Je n’ai reçu ni questions ni avis de la part de YouTube. J’ai disparu. Dans les systèmes totalitaires, vous existez, puis vous n’existez plus. Je suppose que cela a été fait au nom de la censure de la propagande russe, bien que j’ai du mal à voir comment une discussion détaillée sur “Ulysse” ou les biographies de Susan Sontag et de J. Robert Oppenheimer avaient, aux yeux des censeurs les plus obtus de la Silicon Valley, un lien quelconque avec Vladimir Poutine. En effet, aucune émission ne traitait de la Russie. J’étais sur RT parce que, en tant que critique virulent de l’impérialisme et du militarisme américain, ainsi que du contrôle des deux partis au pouvoir par les entreprises, j’étais sur la liste noire ; et j’étais sur la liste noire surtout parce que je soutiens le mouvement de Boycott, Désinvestissement et Sanctions contre Israël. J’étais sur RT pour la même raison que le dissident Vaclav Havel, que je connaissais, était sur Voice of America pendant le régime communiste en Tchécoslovaquie. C’était ça ou ne pas être entendu. Havel n’avait pas plus d’amour pour les politiques de Washington que je n’en ai pour celles de Moscou.

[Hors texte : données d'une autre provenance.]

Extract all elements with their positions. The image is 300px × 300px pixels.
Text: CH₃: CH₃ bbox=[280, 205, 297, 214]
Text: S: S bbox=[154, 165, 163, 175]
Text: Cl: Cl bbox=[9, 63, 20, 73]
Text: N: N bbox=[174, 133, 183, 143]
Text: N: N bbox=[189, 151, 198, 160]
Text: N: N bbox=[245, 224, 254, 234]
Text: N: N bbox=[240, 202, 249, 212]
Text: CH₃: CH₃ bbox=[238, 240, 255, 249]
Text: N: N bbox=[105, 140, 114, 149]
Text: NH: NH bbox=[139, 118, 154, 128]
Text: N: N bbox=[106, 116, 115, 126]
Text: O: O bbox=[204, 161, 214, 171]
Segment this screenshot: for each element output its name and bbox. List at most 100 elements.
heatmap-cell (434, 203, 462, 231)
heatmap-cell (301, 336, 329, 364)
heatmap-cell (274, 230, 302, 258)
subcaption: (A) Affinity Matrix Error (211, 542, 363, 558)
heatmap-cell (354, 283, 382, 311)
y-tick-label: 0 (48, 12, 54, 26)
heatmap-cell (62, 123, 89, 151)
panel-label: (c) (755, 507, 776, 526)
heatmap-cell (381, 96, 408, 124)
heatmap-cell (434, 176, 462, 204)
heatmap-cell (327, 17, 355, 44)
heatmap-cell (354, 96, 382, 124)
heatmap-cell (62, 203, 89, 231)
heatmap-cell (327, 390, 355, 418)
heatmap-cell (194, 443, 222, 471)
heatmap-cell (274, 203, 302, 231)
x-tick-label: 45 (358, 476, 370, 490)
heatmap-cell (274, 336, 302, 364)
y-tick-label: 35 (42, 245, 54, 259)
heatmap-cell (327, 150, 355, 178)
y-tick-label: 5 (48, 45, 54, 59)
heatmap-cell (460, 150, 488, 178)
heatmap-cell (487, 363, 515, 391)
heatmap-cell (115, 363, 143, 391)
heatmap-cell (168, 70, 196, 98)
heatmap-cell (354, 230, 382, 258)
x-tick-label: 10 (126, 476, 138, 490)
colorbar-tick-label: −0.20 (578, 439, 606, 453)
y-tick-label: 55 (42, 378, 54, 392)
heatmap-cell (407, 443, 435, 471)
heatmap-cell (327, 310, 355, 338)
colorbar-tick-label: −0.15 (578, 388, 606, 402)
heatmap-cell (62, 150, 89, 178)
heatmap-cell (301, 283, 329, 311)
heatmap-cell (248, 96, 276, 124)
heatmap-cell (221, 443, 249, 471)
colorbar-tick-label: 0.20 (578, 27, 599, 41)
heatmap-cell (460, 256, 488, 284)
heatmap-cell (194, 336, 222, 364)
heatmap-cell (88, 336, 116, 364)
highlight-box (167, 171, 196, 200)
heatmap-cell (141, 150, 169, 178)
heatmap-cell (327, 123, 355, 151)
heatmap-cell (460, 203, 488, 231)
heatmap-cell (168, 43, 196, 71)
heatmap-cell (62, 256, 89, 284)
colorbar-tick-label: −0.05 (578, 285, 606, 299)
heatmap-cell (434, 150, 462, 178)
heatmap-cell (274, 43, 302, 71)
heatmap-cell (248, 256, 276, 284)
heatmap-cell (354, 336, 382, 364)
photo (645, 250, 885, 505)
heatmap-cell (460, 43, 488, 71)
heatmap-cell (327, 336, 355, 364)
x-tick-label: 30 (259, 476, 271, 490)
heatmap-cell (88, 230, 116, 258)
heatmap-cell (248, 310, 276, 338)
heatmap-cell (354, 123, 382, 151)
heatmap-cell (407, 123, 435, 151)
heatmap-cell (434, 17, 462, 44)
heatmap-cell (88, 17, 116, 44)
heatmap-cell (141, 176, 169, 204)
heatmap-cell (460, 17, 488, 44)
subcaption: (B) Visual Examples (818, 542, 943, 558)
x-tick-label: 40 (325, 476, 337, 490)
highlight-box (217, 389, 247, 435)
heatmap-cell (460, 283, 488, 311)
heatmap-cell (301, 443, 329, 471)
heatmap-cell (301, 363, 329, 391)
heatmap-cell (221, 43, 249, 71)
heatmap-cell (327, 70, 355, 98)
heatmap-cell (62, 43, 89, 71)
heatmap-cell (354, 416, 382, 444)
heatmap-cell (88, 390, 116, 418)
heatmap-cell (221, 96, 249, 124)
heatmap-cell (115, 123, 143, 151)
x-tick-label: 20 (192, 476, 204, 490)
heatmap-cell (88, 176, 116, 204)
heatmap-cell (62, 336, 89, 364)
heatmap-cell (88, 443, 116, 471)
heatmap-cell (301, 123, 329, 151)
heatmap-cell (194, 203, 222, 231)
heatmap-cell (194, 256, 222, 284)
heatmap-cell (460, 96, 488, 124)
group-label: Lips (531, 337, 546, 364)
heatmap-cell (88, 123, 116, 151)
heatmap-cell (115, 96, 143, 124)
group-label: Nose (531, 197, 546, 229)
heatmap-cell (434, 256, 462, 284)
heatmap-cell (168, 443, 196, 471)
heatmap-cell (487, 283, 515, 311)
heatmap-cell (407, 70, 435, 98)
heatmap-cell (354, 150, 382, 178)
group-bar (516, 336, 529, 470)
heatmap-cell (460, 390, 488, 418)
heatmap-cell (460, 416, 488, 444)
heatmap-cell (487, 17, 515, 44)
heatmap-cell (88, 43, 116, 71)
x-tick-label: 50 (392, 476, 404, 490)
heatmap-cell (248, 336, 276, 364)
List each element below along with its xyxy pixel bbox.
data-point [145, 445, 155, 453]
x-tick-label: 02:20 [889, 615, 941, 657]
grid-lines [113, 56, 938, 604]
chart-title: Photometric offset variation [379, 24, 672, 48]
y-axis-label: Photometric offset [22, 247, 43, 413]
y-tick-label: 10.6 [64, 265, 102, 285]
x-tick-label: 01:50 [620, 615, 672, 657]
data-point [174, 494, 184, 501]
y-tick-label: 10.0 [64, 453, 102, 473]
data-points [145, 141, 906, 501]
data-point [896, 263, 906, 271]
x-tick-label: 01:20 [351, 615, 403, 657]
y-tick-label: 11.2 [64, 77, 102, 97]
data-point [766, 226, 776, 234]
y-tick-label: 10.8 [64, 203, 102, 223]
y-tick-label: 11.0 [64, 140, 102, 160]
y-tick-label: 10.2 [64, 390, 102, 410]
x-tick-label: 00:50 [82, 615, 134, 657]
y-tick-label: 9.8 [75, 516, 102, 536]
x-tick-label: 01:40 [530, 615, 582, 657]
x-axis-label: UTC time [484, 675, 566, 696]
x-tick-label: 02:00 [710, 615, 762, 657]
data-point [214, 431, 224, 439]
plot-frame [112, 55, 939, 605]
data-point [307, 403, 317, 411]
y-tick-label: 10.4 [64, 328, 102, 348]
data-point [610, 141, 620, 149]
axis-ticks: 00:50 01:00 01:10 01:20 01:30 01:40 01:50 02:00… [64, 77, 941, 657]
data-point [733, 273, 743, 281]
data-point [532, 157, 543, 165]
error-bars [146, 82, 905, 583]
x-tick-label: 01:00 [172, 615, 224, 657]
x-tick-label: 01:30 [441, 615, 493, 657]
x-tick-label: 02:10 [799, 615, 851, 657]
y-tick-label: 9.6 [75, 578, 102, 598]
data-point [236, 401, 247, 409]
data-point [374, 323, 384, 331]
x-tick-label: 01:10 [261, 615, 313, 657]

Sommes-nous une société mieux informée et meilleure grâce à cette censure généralisée ? Est-ce un monde que nous voulons habiter, où ceux qui savent tout de nous, et dont nous ne savons rien, peuvent nous effacer instantanément ? Si cela m’arrive, cela peut vous arriver, cela peut arriver à tout critique, où qu’il soit, qui remet en cause le récit dominant. Et c’est vers cela que nous nous dirigeons, car les élites dirigeantes refusent de répondre à la privation de droits et à la souffrance de la classe ouvrière. Elles n’optent pas pour le changement social et politique or pour la réduction du pouvoir rapace et de la richesse obscène de nos dirigeants oligarchiques, mais imposent plutôt un contrôle implacable sur l’information, comme si cela allait triompher de l’agitation sociale croissante et des vastes différences politiques et sociales.
Les défenseurs les plus ardents de cette censure proviennent de la classe libérale. Terrifiés par les foules enragées de théoriciens du complot de QAnon, par les fascistes chrétiens, par les milices armées et par les adorateurs de Trump, c’est-à-dire par ceux qui se sont développés à partir des distorsions du néolibéralisme, de l’austérité, de la désindustrialisation et de l’effondrement des programmes sociaux, ils implorent les monopoles électroniques de faire disparaître tout cela. Ils blâment tout le monde sauf eux-mêmes. Les démocrates du Congrès ont tenu des audiences avec les présidents-directeurs généraux (PDG) des entreprises de médias sociaux, les pressant de faire davantage pour censurer le contenu des programmes. Bannissez les troglodytes. Alors nous aurons une cohésion sociale. Alors la vie va redevenir normale. Fausses nouvelles. Un modèle avec des risques réduits. Pollution de l’information. Désordre de l’information. Ils ont toutes sortes de phrases orwelliennes pour justifier la censure. Pendant ce temps, ils colportent leur propre fantasme selon lequel la Russie aurait été responsable pour l’élection de Donald Trump. C’est une incapacité stupéfiante à démontrer un tant soit peu d’auto-observation ou d’auto-critique ; ceci est de mauvais augure alors que nous nous enfonçons de plus en plus dans un état de dysfonctionnement politique et social.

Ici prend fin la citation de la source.